My favorites are comments from COMPLETELY clueless assholes that don’t have a fundamental grasp of the world around them – they don’t seem to understand history, geography, space, and simple laws of physics.
- “It’s hard to believe that the earth is only 2015 years old”
- There are only 7 countries in the world (they mean CONTINENTS)
- They assume everything is in the same place on a map. Anywhere they haven’t heard of, is in Europe somewhere.
- “When you throw stuff in the air, it comes back down. But what about on the bottom of the planet?”
- Etc…
Most of these people GRADUATED FROM HIGH SCHOOL.
Most of these people VOTE.
Other Reasons:
- Keep in touch with friends and family. Most of my family are deceased, and I have a very tight-knit circle of friends. E-mail is sufficient for me, at this time.
- Keep in touch with associates. I DO, through LinkedIn.
- “Follow” someone. I don’t really care to “follow” anyone.
- Daily updates. I don’t want micro-updates about what my friends are eating, nor what their kittens are doing. Nor do I care to share that level of detail with ANYONE except my wife and kids — this is normal and natural when you all live under the same roof.
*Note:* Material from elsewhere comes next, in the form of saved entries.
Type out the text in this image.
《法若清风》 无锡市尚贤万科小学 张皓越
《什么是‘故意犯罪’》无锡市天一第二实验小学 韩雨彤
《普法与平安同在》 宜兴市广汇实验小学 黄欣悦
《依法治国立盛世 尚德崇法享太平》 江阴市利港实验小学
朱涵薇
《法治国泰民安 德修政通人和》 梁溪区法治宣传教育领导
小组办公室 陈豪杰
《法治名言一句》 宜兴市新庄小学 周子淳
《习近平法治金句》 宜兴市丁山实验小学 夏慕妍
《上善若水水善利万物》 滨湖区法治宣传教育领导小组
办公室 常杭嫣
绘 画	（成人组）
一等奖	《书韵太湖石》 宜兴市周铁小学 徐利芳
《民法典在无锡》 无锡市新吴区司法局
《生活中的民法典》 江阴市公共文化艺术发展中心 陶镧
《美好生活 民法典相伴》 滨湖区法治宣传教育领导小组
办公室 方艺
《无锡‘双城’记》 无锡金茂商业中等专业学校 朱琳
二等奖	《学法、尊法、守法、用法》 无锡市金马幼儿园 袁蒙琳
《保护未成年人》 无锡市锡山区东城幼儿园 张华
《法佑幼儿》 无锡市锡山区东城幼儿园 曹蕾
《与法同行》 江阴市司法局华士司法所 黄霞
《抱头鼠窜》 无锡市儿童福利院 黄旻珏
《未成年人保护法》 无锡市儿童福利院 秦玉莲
As previously stated, I don’t want events in my home out there for anyone to see, nor do I want to “invite” people in to my home to see what I’m doing every 5 minutes.
- Promote. When I have something to promote, Twitter makes the most sense, but I don’t currently have anything to promote.
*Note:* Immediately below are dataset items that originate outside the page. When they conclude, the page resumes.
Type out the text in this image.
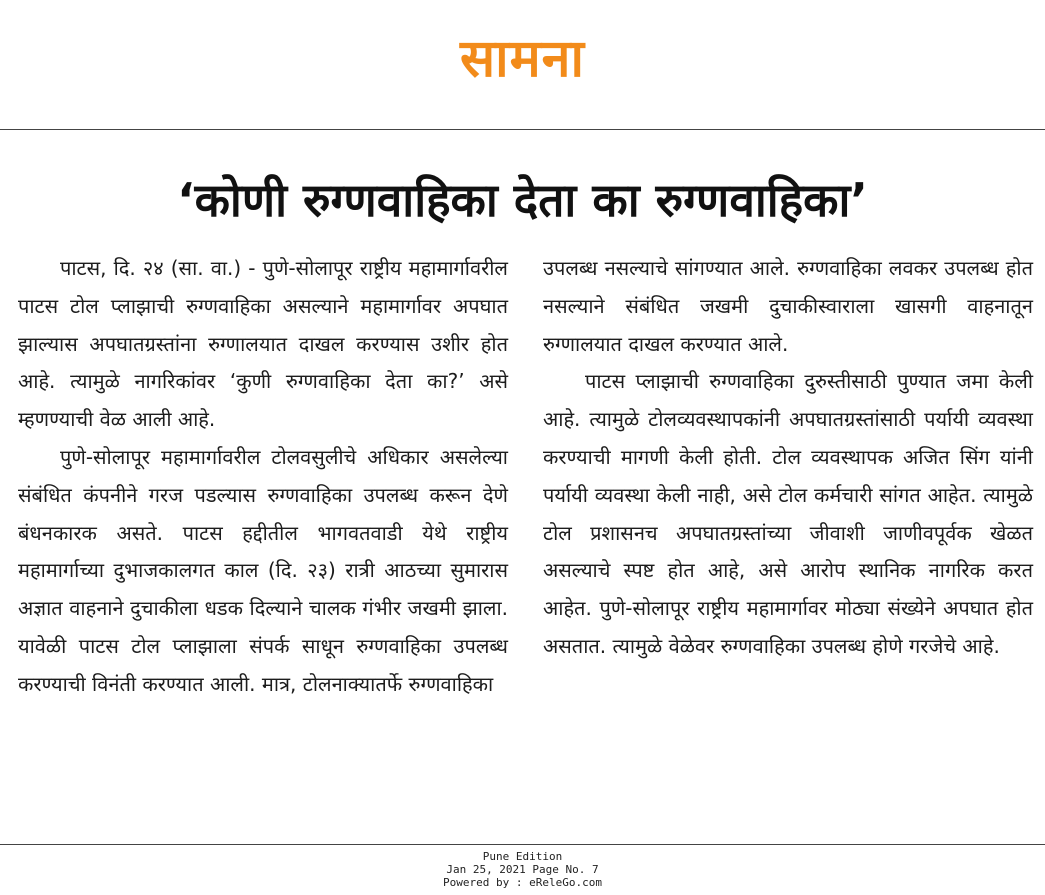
सामना
‘कोणी रुग्णवाहिका देता का रुग्णवाहिका’

पाटस, दि. २४ (सा. वा.) - पुणे-सोलापूर राष्ट्रीय महामार्गावरील पाटस टोल प्लाझाची रुग्णवाहिका असल्याने महामार्गावर अपघात झाल्यास अपघातग्रस्तांना रुग्णालयात दाखल करण्यास उशीर होत आहे. त्यामुळे नागरिकांवर ‘कुणी रुग्णवाहिका देता का?’ असे म्हणण्याची वेळ आली आहे.

पुणे-सोलापूर महामार्गावरील टोलवसुलीचे अधिकार असलेल्या संबंधित कंपनीने गरज पडल्यास रुग्णवाहिका उपलब्ध करून देणे बंधनकारक असते. पाटस हद्दीतील भागवतवाडी येथे राष्ट्रीय महामार्गाच्या दुभाजकालगत काल (दि. २३) रात्री आठच्या सुमारास अज्ञात वाहनाने दुचाकीला धडक दिल्याने चालक गंभीर जखमी झाला. यावेळी पाटस टोल प्लाझाला संपर्क साधून रुग्णवाहिका उपलब्ध करण्याची विनंती करण्यात आली. मात्र, टोलनाक्यातर्फे रुग्णवाहिका

उपलब्ध नसल्याचे सांगण्यात आले. रुग्णवाहिका लवकर उपलब्ध होत नसल्याने संबंधित जखमी दुचाकीस्वाराला खासगी वाहनातून रुग्णालयात दाखल करण्यात आले.

पाटस प्लाझाची रुग्णवाहिका दुरुस्तीसाठी पुण्यात जमा केली आहे. त्यामुळे टोलव्यवस्थापकांनी अपघातग्रस्तांसाठी पर्यायी व्यवस्था करण्याची मागणी केली होती. टोल व्यवस्थापक अजित सिंग यांनी पर्यायी व्यवस्था केली नाही, असे टोल कर्मचारी सांगत आहेत. त्यामुळे टोल प्रशासनच अपघातग्रस्तांच्या जीवाशी जाणीवपूर्वक खेळत असल्याचे स्पष्ट होत आहे, असे आरोप स्थानिक नागरिक करत आहेत. पुणे-सोलापूर राष्ट्रीय महामार्गावर मोठ्या संख्येने अपघात होत असतात. त्यामुळे वेळेवर रुग्णवाहिका उपलब्ध होणे गरजेचे आहे.

Pune Edition
Jan 25, 2021 Page No. 7
Powered by : eReleGo.com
- Games. I play the same games (or clones) on Android for “free”, without social updates and data mining.
- Post and share content. I have my own website. I can and DO post anything I want! Moreover, most social networking sites force you to give up certain rights TO YOUR OWN CONTENT when you upload it. I retain rights to my own content, in perpetuity.
Reasons against using Facebook (and other social networking)
- A constant, unending, highly-preemptive stream of updates is more than disruptive, it’s annoying. When my wife turns on her phone’s data connection, she gets about 2 minutes of “alerts” from Facebook. Getting a Facebook alert during dinner, or while enjoying a day out, or worse, while at work, would annoy the crap out of me.
- I’m a private person, and I don’t really have anything to share. I don’t want to bring that level of transparency in to my house. I even segregate “untrusted” devices on my home nework, to their own VLAN, so that their ability to intrude on my private life is extremely limited. I don’t want “Universal Plug and Play” to allow these devices to integrate with everything in my house. I want these devices to sit there, idle, until I need them. I CERTAINLY don’t want them integrating with Facebook.
- The stuff I do online is private (as private as I can make it). What I buy on Amazon or what I watch on Netflix is no one’s business. Integrating with Facebook or Twitter means that, unless I’m careful, I might “micro-share” that I’ve just bought 240 rolls of toilet paper, or that I just watched a kid’s movie (My wife, babysitting the neighbor’s kids). It’s nothing BAD, it’s just NO ONE’s business, and I certainly don’t want comments or feedback about my purchasing and watching preferences.